SECONDARY SCHOOLS are at “breaking point” thanks to the Tories slashing 15,000 staff, headteachers warned today.
New research shows that English secondary schools have lost an average of two classroom teachers, two teaching assistants and two additional support staff since 2015.
The education unions behind the research, which is based solely on official government statistics, said the reduction in the workforce stemmed from real-terms budget cuts of £2.8 billion in that period.
Staff numbers in secondary schools fell by 15,000 between 2014-15 and 2016-17, while pupil numbers rose by 31,000.
National Association of Head Teachers general secretary Paul Whiteman warned: “School budgets are at breaking point.
“School leaders have made every other possible efficiency and now it is impossible for many schools to avoid making redundancies, to continue to keep class sizes at an acceptable level and to offer a full and rounded curriculum to all pupils.
“The school funding crisis is real. Funding increases need to be in real terms, not in cash terms.”

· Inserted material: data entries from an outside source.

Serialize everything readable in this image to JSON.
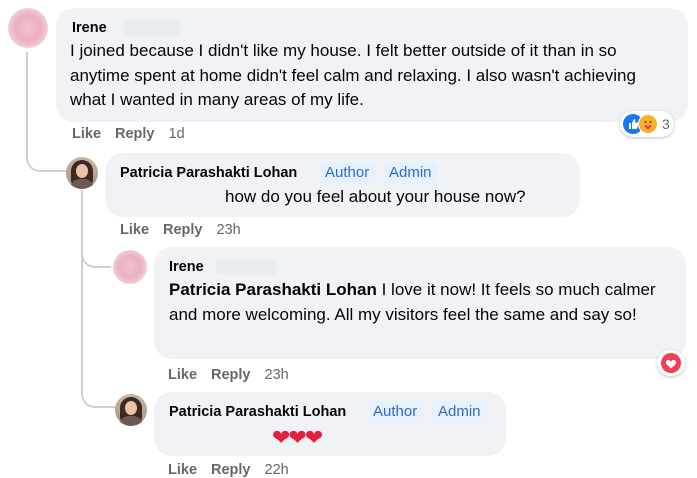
{
  "comments": [
    {
      "author": "Irene",
      "text": "I joined because I didn't like my house. I felt better outside of it than in so anytime spent at home didn't feel calm and relaxing. I also wasn't achieving what I wanted in many areas of my life.",
      "actions": {
        "like": "Like",
        "reply": "Reply",
        "time": "1d"
      },
      "reactions": {
        "icons": [
          "like-icon",
          "care-icon"
        ],
        "count": "3"
      }
    },
    {
      "author": "Patricia Parashakti Lohan",
      "badges": [
        "Author",
        "Admin"
      ],
      "text": "how do you feel about your house now?",
      "actions": {
        "like": "Like",
        "reply": "Reply",
        "time": "23h"
      }
    },
    {
      "author": "Irene",
      "mention": "Patricia Parashakti Lohan",
      "text": " I love it now! It feels so much calmer and more welcoming. All my visitors feel the same and say so!",
      "actions": {
        "like": "Like",
        "reply": "Reply",
        "time": "23h"
      },
      "reactions": {
        "icons": [
          "heart-icon"
        ]
      }
    },
    {
      "author": "Patricia Parashakti Lohan",
      "badges": [
        "Author",
        "Admin"
      ],
      "text": "❤❤❤",
      "actions": {
        "like": "Like",
        "reply": "Reply",
        "time": "22h"
      }
    }
  ],
  "colors": {
    "author_badge": "#2d6ccf",
    "badge_bg": "#e7f0fd",
    "bubble_bg": "#f0f2f5",
    "heart": "#e41e3f",
    "like_blue": "#1877f2"
  }
}
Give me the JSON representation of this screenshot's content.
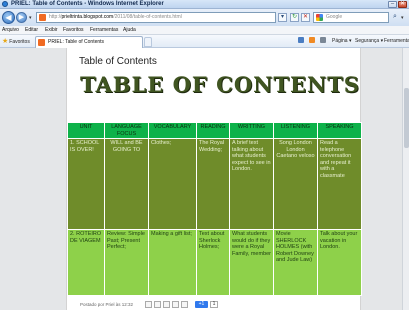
{
  "window": {
    "title": "PRIEL: Table of Contents - Windows Internet Explorer",
    "min_glyph": "–",
    "close_glyph": "✕"
  },
  "navigation": {
    "back_glyph": "◀",
    "forward_glyph": "▶",
    "dropdown_glyph": "▾",
    "url_prefix": "http://",
    "url_domain": "prieltrinta.blogspot.com",
    "url_path": "/2011/08/table-of-contents.html",
    "refresh_glyph": "↻",
    "stop_glyph": "✕",
    "search_placeholder": "Google",
    "search_glyph": "⌕"
  },
  "menu": {
    "items": [
      "Arquivo",
      "Editar",
      "Exibir",
      "Favoritos",
      "Ferramentas",
      "Ajuda"
    ]
  },
  "favorites_bar": {
    "favorites_label": "Favoritos",
    "tab_label": "PRIEL: Table of Contents",
    "commands": [
      "Página ▾",
      "Segurança ▾",
      "Ferramentas ▾"
    ]
  },
  "post": {
    "title": "Table of Contents",
    "banner": "TABLE OF CONTENTS",
    "footer": "Postado por Priel às 12:32",
    "plus_one": "+1",
    "plus_count": "1"
  },
  "table": {
    "headers": [
      "UNIT",
      "LANGUAGE FOCUS",
      "VOCABULARY",
      "READING",
      "WRITTING",
      "LISTENING",
      "SPEAKING"
    ],
    "rows": [
      [
        "1. SCHOOL IS OVER!",
        "WILL and BE GOING TO",
        "Clothes;",
        "The Royal Wedding;",
        "A brief text talking about what students expect to see in London.",
        "Song London London Caetano veloso",
        "Read a telephone conversation and repeat it with a classmate"
      ],
      [
        "2. ROTEIRO DE VIAGEM",
        "Review: Simple Past; Present Perfect;",
        "Making a gift list;",
        "Text about Sherlock Holmes;",
        "What students would do if they were a Royal Family, member",
        "Movie SHERLOCK HOLMES (with Robert Downey and Jude Law)",
        "Talk about your vacation in London."
      ]
    ]
  },
  "colors": {
    "header_bg": "#0eb24a",
    "row1_bg": "#6f8c2a",
    "row2_bg": "#8ed14a",
    "banner_text": "#405521"
  }
}
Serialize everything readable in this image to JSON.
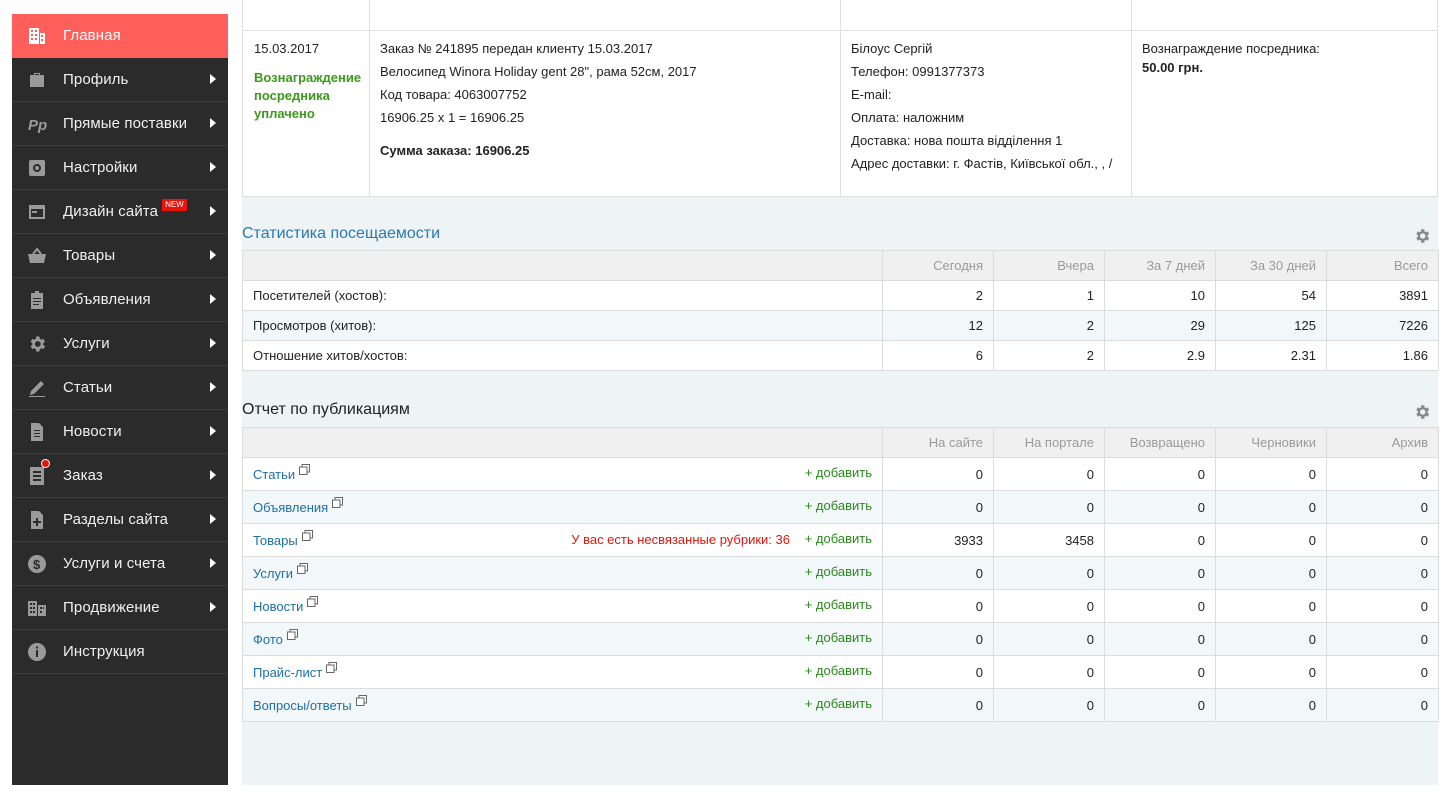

National Education Union joint leader Mary Bousted said: “Schools are cutting back on teacher numbers and the pupil-to-teacher ratio is worsening.
“Children only have one chance to go to school. We should be investing in this generation of young people who will see such profound changes during their lifetimes.”
General union GMB, which represents support staff, said the funding crisis had been “made in Whitehall.”
National officer Karen Leonard said: “Theresa May needs to stop burying her head in the sand, get a grip of what is happening at the DfE [Department for Education] and start fully funding our education system.”
The government claims its national funding formula will address regional variations in school budgets. But the new figures show some of the largest staffing cuts have been made in the areas with the lowest average funding per pupil. These include central Bedfordshire, the East Riding of Yorkshire, York, Derby and Milton Keynes.
And four of the five worst-hit local authorities — Middlesbrough, Reading, the Isle of Wight and Doncaster — face further budget cuts over the next two years.
Another head teachers’ union, the Association of School and College Leaders, warned that pupils with special needs and poor children would be particularly at risk.
“Schools have had to make substantial budget cuts because of government underfunding and this impacts on staffing numbers as staffing makes up the majority of their expenditure,” general secretary Geoff Barton said.
“As a result, they are less able to give individual support to children, they cannot sustain a full range of curriculum options and class sizes are rising.
“This is most damaging to children who need extra support and whose parents cannot afford to supplement their education with activities outside school.”
Cuts to school budgets are believed to have been a major factor in voters switching to Labour at the last general election. The party has pledged to reverse the trend by raising billions of pounds through taking back Tory handouts to big business.